Aussi, Nabil Bensekka se devait d’y apporter sa touche personnelle, autant sur le plan des dialogues que sur celui de la mise en scène : « Ould Abderrahmane Kaki est l’un des géants du théâtre algérien, et son texte est l’un des plus réputés. Je me suis dit que la meilleure façon d’honorer la mémoire du dramaturge était d’apporter un plus à la pièce, au niveau des dialogues qui ont été remis au goût du jour, mais également en recourant à l’animation 3D et aux jeux d’ombres et ce, afin de permettre l’accès à cette œuvre au jeune public », a-t-il notamment expliqué.

Il y avait grande foule au théâtre régional de Constantine pour la première représentation, jeudi soir, de la nouvelle mouture d’El Guerrab oua Salihine par la troupe du théâtre régional d’El Eulma, renforcée à l’occasion par deux comédiens d’expérience : Saliha Idja et Moussa Lakrout, issus respectivement des théâtres de Tizi-Ouzou et Sidi Bel-Abbès. Au lever du rideau, les spectateurs sont transportés à Sidi Dahane où, par une nuit étoilée, Sid Ali, porteur d’eau, fait la rencontre de trois marabouts de passage dans la miséreuse bourgade. Après de nombreuses tentatives de leur trouver un gîte,            « El guerrab » pense à Saliha, jeune fille « émancipée ». Cette dernière accepte spontanément de les loger pour la nuit. Pour la récompenser, « Essalihine », Sidi Abderrahmane, Sidi Abdelkader et Sidi Boumediene, lui donnent une forte somme d’argent. Elle fit alors construire trois zaouïas au niveau desquelles se tiennent quotidiennement des « waâdas » en hommage à ses bienfaiteurs. À partir de ce moment, la magnanime Saliha sera confrontée à l’avidité des habitants du hameau. Ne pouvant plus faire face à la situation, elle se fait passer pour un prétendu cousin, Salim, censé être rompu aux affaires.

À la fin, les villageois découvrent que sous l’identité de Salim, se cache Saliha. Cette dernière décide alors d’utiliser le don des saints à bon escient et ce, en construisant une grande usine qui devra assurer du travail à chacun des habitants de Sidi Dahane. Au fil des tableaux, le public fait connaissance avec différents archétypes : le maire affairiste (Bouzid Sarra), le cadi corrompu (Tahar Grour), le prolétaire vaillant et fier (Mohamed Bouafia), mais également les tourtereaux entièrement voués à leur passion secrète, campés par Djamel Guechi et Houria Bahloul lesquels, par leur jeu frais, désopilant, provoqueront à plusieurs reprises l’hilarité générale dans la salle.

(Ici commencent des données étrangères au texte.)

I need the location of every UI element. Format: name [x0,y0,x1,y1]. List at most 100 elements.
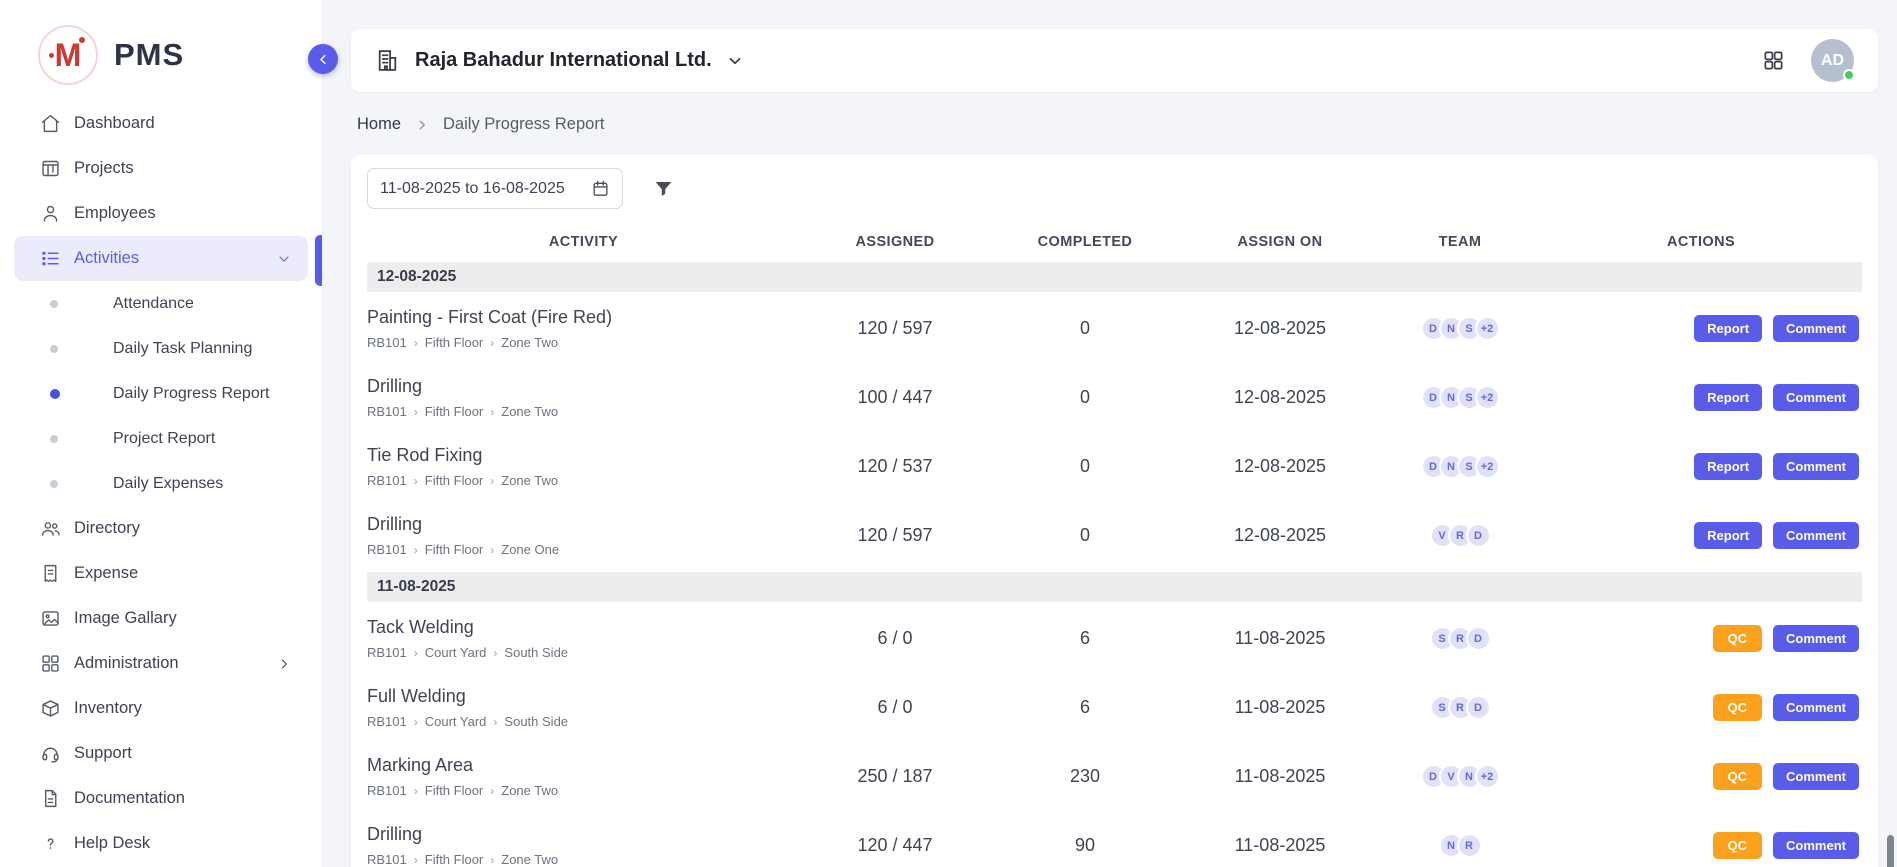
chevron-left-icon [316,52,331,67]
path-separator-icon: › [490,543,494,557]
date-range-value: 11-08-2025 to 16-08-2025 [380,180,565,198]
comment-button[interactable]: Comment [1773,832,1859,859]
qc-button[interactable]: QC [1713,832,1763,859]
path-separator-icon: › [490,336,494,350]
activity-cell: Drilling RB101›Fifth Floor›Zone One [367,514,800,557]
report-card: 11-08-2025 to 16-08-2025 ACTIVITY ASSIGN… [351,155,1878,867]
team-avatars: DNS+2 [1380,316,1540,341]
report-button[interactable]: Report [1694,384,1762,411]
sidebar-item-activities[interactable]: Activities [14,236,308,281]
sidebar-item-daily-progress-report[interactable]: Daily Progress Report [0,371,322,416]
row-actions: QC Comment [1540,763,1862,790]
completed-value: 230 [990,766,1180,787]
column-header-activity: ACTIVITY [367,234,800,250]
breadcrumb-home[interactable]: Home [357,115,401,134]
sidebar-item-inventory[interactable]: Inventory [14,686,308,731]
active-menu-indicator [315,235,322,286]
path-separator-icon: › [414,853,418,867]
report-button[interactable]: Report [1694,453,1762,480]
column-header-actions: ACTIONS [1540,234,1862,250]
assigned-value: 120 / 537 [800,456,990,477]
path-segment: RB101 [367,335,407,350]
row-actions: QC Comment [1540,832,1862,859]
sidebar-subitem-label: Daily Task Planning [113,340,252,358]
sidebar-item-label: Projects [74,159,134,178]
sidebar-item-projects[interactable]: Projects [14,146,308,191]
completed-value: 6 [990,628,1180,649]
logo-row: M PMS [40,27,322,83]
sidebar-item-label: Dashboard [74,114,155,133]
sidebar-collapse-button[interactable] [308,44,338,74]
team-more-count: +2 [1475,454,1500,479]
team-avatars: DVN+2 [1380,764,1540,789]
qc-button[interactable]: QC [1713,694,1763,721]
sidebar-item-support[interactable]: Support [14,731,308,776]
sidebar-subitem-label: Project Report [113,430,215,448]
sidebar-nav: Dashboard Projects Employees Activities … [0,101,322,866]
person-icon [40,203,61,224]
completed-value: 6 [990,697,1180,718]
report-button[interactable]: Report [1694,522,1762,549]
team-avatar: D [1466,523,1491,548]
chevron-down-icon [276,251,292,267]
user-avatar[interactable]: AD [1811,39,1854,82]
qc-button[interactable]: QC [1713,763,1763,790]
sidebar-item-directory[interactable]: Directory [14,506,308,551]
comment-button[interactable]: Comment [1773,315,1859,342]
sidebar-item-dashboard[interactable]: Dashboard [14,101,308,146]
breadcrumb: Home Daily Progress Report [357,115,1878,134]
assigned-value: 6 / 0 [800,697,990,718]
team-avatars: NR [1380,833,1540,858]
row-actions: QC Comment [1540,694,1862,721]
scrollbar-thumb[interactable] [1887,835,1894,867]
bullet-icon [50,480,58,488]
breadcrumb-current: Daily Progress Report [443,115,604,134]
sidebar-item-attendance[interactable]: Attendance [0,281,322,326]
sidebar-item-image-gallery[interactable]: Image Gallary [14,596,308,641]
date-range-picker[interactable]: 11-08-2025 to 16-08-2025 [367,168,623,209]
completed-value: 0 [990,318,1180,339]
comment-button[interactable]: Comment [1773,625,1859,652]
activity-location-path: RB101›Fifth Floor›Zone Two [367,852,790,867]
path-separator-icon: › [490,405,494,419]
qc-button[interactable]: QC [1713,625,1763,652]
path-segment: Zone Two [501,335,558,350]
sidebar-item-help-desk[interactable]: Help Desk [14,821,308,866]
sidebar-item-label: Activities [74,249,139,268]
apps-grid-button[interactable] [1762,49,1785,72]
sidebar-item-expense[interactable]: Expense [14,551,308,596]
comment-button[interactable]: Comment [1773,384,1859,411]
sidebar-item-daily-expenses[interactable]: Daily Expenses [0,461,322,506]
assign-on-date: 12-08-2025 [1180,525,1380,546]
report-button[interactable]: Report [1694,315,1762,342]
path-separator-icon: › [490,853,494,867]
table-header: ACTIVITY ASSIGNED COMPLETED ASSIGN ON TE… [367,224,1862,260]
sidebar-item-label: Image Gallary [74,609,177,628]
row-actions: Report Comment [1540,315,1862,342]
filter-button[interactable] [653,178,674,199]
table-row: Drilling RB101›Fifth Floor›Zone One 120 … [367,501,1862,570]
image-icon [40,608,61,629]
sidebar-item-employees[interactable]: Employees [14,191,308,236]
comment-button[interactable]: Comment [1773,522,1859,549]
sidebar-item-project-report[interactable]: Project Report [0,416,322,461]
sidebar-item-label: Help Desk [74,834,150,853]
bullet-icon [50,345,58,353]
path-segment: Fifth Floor [425,473,484,488]
team-avatar: D [1466,626,1491,651]
sidebar-item-daily-task-planning[interactable]: Daily Task Planning [0,326,322,371]
comment-button[interactable]: Comment [1773,694,1859,721]
comment-button[interactable]: Comment [1773,453,1859,480]
sidebar-item-documentation[interactable]: Documentation [14,776,308,821]
sidebar-item-administration[interactable]: Administration [14,641,308,686]
completed-value: 90 [990,835,1180,856]
row-actions: Report Comment [1540,522,1862,549]
activity-location-path: RB101›Court Yard›South Side [367,714,790,729]
path-segment: South Side [504,714,568,729]
path-segment: RB101 [367,645,407,660]
comment-button[interactable]: Comment [1773,763,1859,790]
company-selector[interactable]: Raja Bahadur International Ltd. [375,48,744,73]
activity-cell: Drilling RB101›Fifth Floor›Zone Two [367,376,800,419]
activity-location-path: RB101›Fifth Floor›Zone One [367,542,790,557]
activity-name: Painting - First Coat (Fire Red) [367,307,790,328]
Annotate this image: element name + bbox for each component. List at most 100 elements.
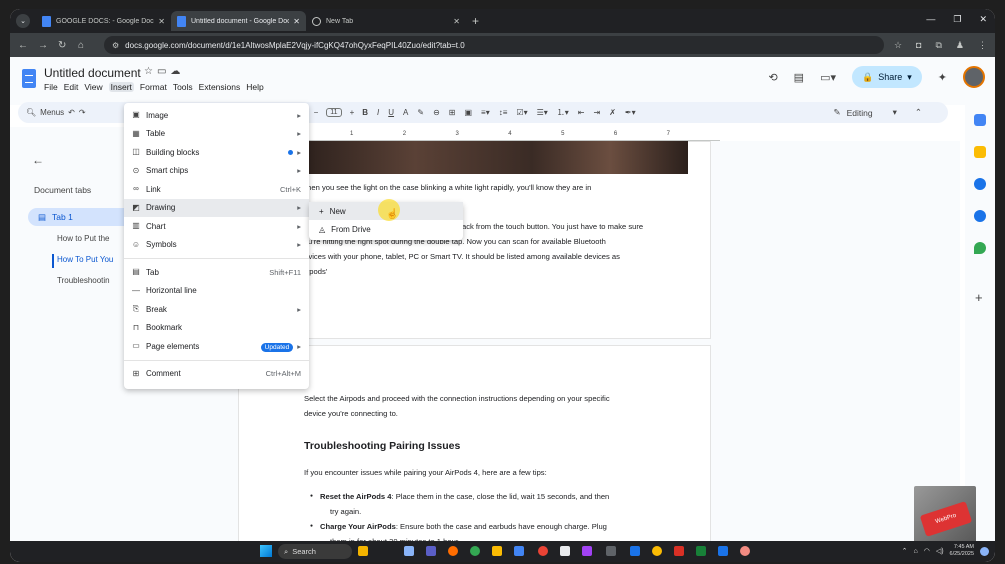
new-tab-button[interactable]: + — [472, 14, 479, 28]
insert-image-icon[interactable]: ▣ — [464, 108, 472, 117]
menu-help[interactable]: Help — [246, 82, 263, 92]
italic-icon[interactable]: I — [377, 108, 379, 117]
wifi-icon[interactable]: ◠ — [924, 547, 930, 555]
app-icon[interactable] — [606, 546, 616, 556]
app-icon[interactable] — [582, 546, 592, 556]
notification-icon[interactable] — [980, 546, 989, 556]
undo-icon[interactable]: ↶ — [68, 108, 75, 117]
menu-file[interactable]: File — [44, 82, 58, 92]
firefox-icon[interactable] — [448, 546, 458, 556]
chevron-up-icon[interactable]: ⌃ — [902, 547, 908, 555]
meet-icon[interactable]: ▭▾ — [820, 71, 836, 84]
site-info-icon[interactable]: ⚙ — [112, 41, 119, 50]
numbered-list-icon[interactable]: ⒈▾ — [557, 107, 569, 118]
app-icon[interactable] — [560, 546, 570, 556]
app-icon[interactable] — [696, 546, 706, 556]
calendar-icon[interactable] — [974, 114, 986, 126]
app-icon[interactable] — [718, 546, 728, 556]
maximize-icon[interactable]: ❐ — [953, 14, 961, 25]
highlight-icon[interactable]: ✎ — [417, 108, 424, 117]
share-button[interactable]: 🔒 Share ▾ — [852, 66, 922, 88]
menu-item-comment[interactable]: ⊞ Comment Ctrl+Alt+M — [124, 365, 309, 384]
cloud-status-icon[interactable]: ☁ — [170, 66, 184, 77]
checklist-icon[interactable]: ☑▾ — [516, 108, 527, 117]
redo-icon[interactable]: ↷ — [79, 108, 86, 117]
close-tab-icon[interactable]: ✕ — [293, 17, 300, 26]
collapse-toolbar-icon[interactable]: ⌃ — [915, 107, 922, 118]
search-menus-input[interactable]: Menus — [40, 108, 64, 117]
pen-icon[interactable]: ✒▾ — [625, 108, 636, 117]
menu-format[interactable]: Format — [140, 82, 167, 92]
outline-item[interactable]: How To Put You — [57, 255, 113, 264]
insert-link-icon[interactable]: ⊖ — [433, 108, 440, 117]
extensions-puzzle-icon[interactable]: ⧉ — [935, 40, 941, 51]
move-folder-icon[interactable]: ▭ — [157, 66, 170, 77]
menu-extensions[interactable]: Extensions — [199, 82, 241, 92]
back-icon[interactable]: ← — [18, 40, 34, 51]
volume-icon[interactable]: ◁) — [936, 547, 944, 555]
contacts-icon[interactable] — [974, 210, 986, 222]
extension-icon[interactable]: ◘ — [916, 40, 921, 51]
document-image[interactable] — [298, 141, 688, 174]
close-tab-icon[interactable]: ✕ — [158, 17, 165, 26]
menu-item-horizontal-line[interactable]: — Horizontal line — [124, 282, 309, 301]
align-icon[interactable]: ≡▾ — [481, 108, 490, 117]
bookmark-star-icon[interactable]: ☆ — [894, 40, 902, 51]
bold-icon[interactable]: B — [362, 108, 368, 117]
windows-start-icon[interactable] — [260, 545, 272, 557]
menu-item-table[interactable]: ▦ Table ▸ — [124, 125, 309, 144]
menu-insert[interactable]: Insert — [108, 82, 134, 92]
comments-icon[interactable]: ▤ — [794, 71, 804, 84]
network-icon[interactable]: ⌂ — [913, 548, 917, 555]
star-icon[interactable]: ☆ — [144, 66, 157, 77]
browser-tab-3[interactable]: New Tab ✕ — [306, 11, 466, 31]
menu-item-smart-chips[interactable]: ⊙ Smart chips ▸ — [124, 162, 309, 181]
menu-item-tab[interactable]: ▤ Tab Shift+F11 — [124, 263, 309, 282]
close-tab-icon[interactable]: ✕ — [453, 17, 460, 26]
bulleted-list-icon[interactable]: ☰▾ — [537, 108, 548, 117]
profile-icon[interactable]: ♟ — [956, 40, 964, 51]
decrease-indent-icon[interactable]: ⇤ — [578, 108, 585, 117]
edge-icon[interactable] — [470, 546, 480, 556]
widgets-icon[interactable] — [358, 546, 368, 556]
app-icon[interactable] — [674, 546, 684, 556]
browser-menu-icon[interactable]: ⋮ — [978, 40, 987, 51]
minimize-icon[interactable]: — — [926, 14, 935, 25]
menu-item-bookmark[interactable]: ⊓ Bookmark — [124, 319, 309, 338]
document-title[interactable]: Untitled document — [44, 66, 141, 80]
reload-icon[interactable]: ↻ — [58, 40, 74, 51]
teams-icon[interactable] — [426, 546, 436, 556]
browser-tab-1[interactable]: GOOGLE DOCS: - Google Docs ✕ — [36, 11, 171, 31]
store-icon[interactable] — [514, 546, 524, 556]
clock[interactable]: 7:45 AM 6/25/2025 — [950, 544, 974, 558]
app-icon[interactable] — [630, 546, 640, 556]
underline-icon[interactable]: U — [388, 108, 394, 117]
sidebar-item-tab1[interactable]: ▤ Tab 1 — [28, 208, 133, 226]
keep-icon[interactable] — [974, 146, 986, 158]
menu-edit[interactable]: Edit — [64, 82, 79, 92]
gemini-icon[interactable]: ✦ — [938, 71, 947, 84]
menu-item-drawing[interactable]: ◩ Drawing ▸ — [124, 198, 309, 217]
increase-indent-icon[interactable]: ⇥ — [594, 108, 601, 117]
line-spacing-icon[interactable]: ↕≡ — [499, 108, 508, 117]
close-window-icon[interactable]: ✕ — [979, 14, 987, 25]
menu-tools[interactable]: Tools — [173, 82, 193, 92]
outline-item[interactable]: How to Put the — [57, 234, 109, 243]
menu-view[interactable]: View — [84, 82, 102, 92]
url-input[interactable]: ⚙ docs.google.com/document/d/1e1AltwosMp… — [104, 36, 884, 54]
home-icon[interactable]: ⌂ — [78, 40, 94, 51]
menu-item-image[interactable]: ▣ Image ▸ — [124, 106, 309, 125]
menu-item-chart[interactable]: ▥ Chart ▸ — [124, 217, 309, 236]
menu-item-break[interactable]: ⎘ Break ▸ — [124, 300, 309, 319]
forward-icon[interactable]: → — [38, 40, 54, 51]
docs-home-icon[interactable] — [22, 69, 36, 88]
text-color-icon[interactable]: A — [403, 108, 408, 117]
editing-mode-select[interactable]: ✎ Editing ▾ ⌃ — [833, 107, 922, 118]
tab-search-button[interactable]: ⌄ — [16, 14, 30, 28]
back-arrow-icon[interactable]: ← — [32, 153, 44, 167]
task-view-icon[interactable] — [404, 546, 414, 556]
horizontal-ruler[interactable]: 1 2 3 4 5 6 7 — [300, 131, 720, 141]
outline-item[interactable]: Troubleshootin — [57, 276, 110, 285]
clear-formatting-icon[interactable]: ✗ — [609, 108, 616, 117]
taskbar-search[interactable]: ⌕ Search — [278, 544, 352, 559]
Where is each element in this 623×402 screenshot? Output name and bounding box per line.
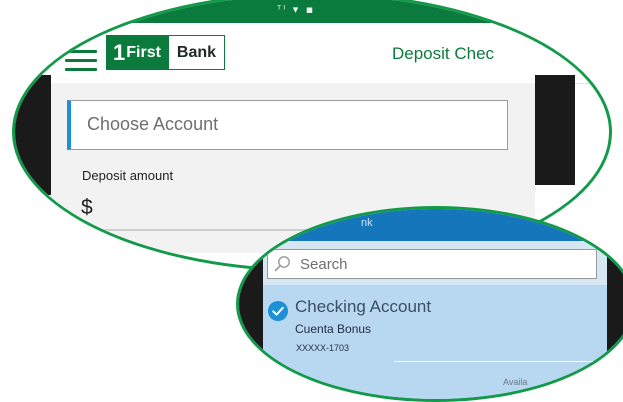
status-icons: ᵀᴵ ▾ ▪ — [277, 3, 316, 16]
list-divider — [394, 361, 614, 362]
page-title: Deposit Chec — [392, 44, 495, 63]
phone-edge-left — [15, 75, 51, 195]
choose-account-label: Choose Account — [87, 114, 219, 134]
picker-header-text: nk — [361, 217, 373, 229]
currency-symbol: $ — [81, 196, 93, 219]
search-icon — [274, 256, 290, 272]
phone-edge-left — [239, 243, 263, 399]
account-number: XXXXX-1703 — [296, 343, 350, 353]
phone-edge-right — [535, 75, 575, 185]
available-balance-label: Availa — [503, 377, 528, 387]
app-header — [15, 23, 609, 84]
search-input[interactable]: Search — [267, 249, 597, 279]
bottom-zoom-lens: nk Search Checking Account Cuenta Bonus … — [236, 206, 623, 402]
logo-bank-block: Bank — [168, 36, 225, 69]
deposit-amount-label: Deposit amount — [82, 168, 174, 183]
logo-number: 1 — [113, 39, 126, 65]
choose-account-field[interactable]: Choose Account — [67, 100, 508, 150]
phone-edge-right — [607, 243, 623, 399]
account-subtitle: Cuenta Bonus — [295, 322, 372, 336]
account-name: Checking Account — [295, 297, 432, 316]
first-bank-logo: 1 First Bank — [106, 35, 226, 70]
menu-icon[interactable] — [65, 50, 97, 71]
logo-first: First — [126, 43, 161, 61]
account-picker-header: nk — [239, 209, 623, 241]
logo-bank: Bank — [176, 43, 217, 61]
check-icon — [268, 301, 288, 321]
logo-brand-block: 1 First — [107, 36, 169, 69]
status-bar: ᵀᴵ ▾ ▪ — [15, 0, 609, 23]
search-placeholder: Search — [300, 256, 348, 273]
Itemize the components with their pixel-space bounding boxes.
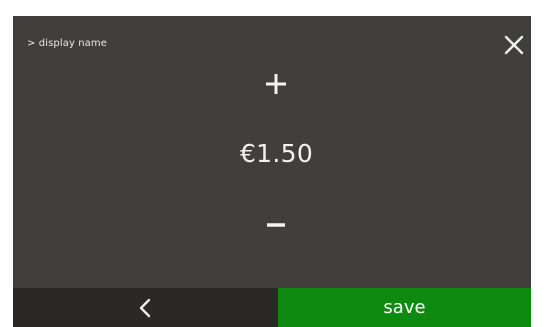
decrement-button[interactable] xyxy=(261,214,291,236)
save-button[interactable]: save xyxy=(278,288,531,327)
price-edit-screen: > display name €1.50 save xyxy=(13,16,531,327)
price-value: €1.50 xyxy=(239,139,314,168)
increment-button[interactable] xyxy=(261,69,291,99)
back-button[interactable] xyxy=(13,288,278,327)
bottom-action-bar: save xyxy=(13,288,531,327)
plus-icon xyxy=(261,69,291,99)
close-button[interactable] xyxy=(503,34,525,56)
close-icon xyxy=(503,34,525,56)
breadcrumb: > display name xyxy=(27,38,108,49)
minus-icon xyxy=(261,214,291,236)
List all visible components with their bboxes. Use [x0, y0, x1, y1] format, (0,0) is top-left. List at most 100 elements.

Petit dommage collatéral de l’actualisation du texte, le recours systématique à un vocabulaire « moderne » (AADL, ANSEJ, papicha, selfie, etc.) a fait que les dialogues paraissent parfois « surchargés », ce qui a quelquefois nui à la fluidité du jeu des acteurs. À la fin de la représentation, Nabil Bensekka n’a pas caché son émotion devant le chaleureux accueil réservé par le public constantinois à la pièce. Il a également loué les efforts consentis par les comédiens et l’équipe technique et leur contribution à ce succès.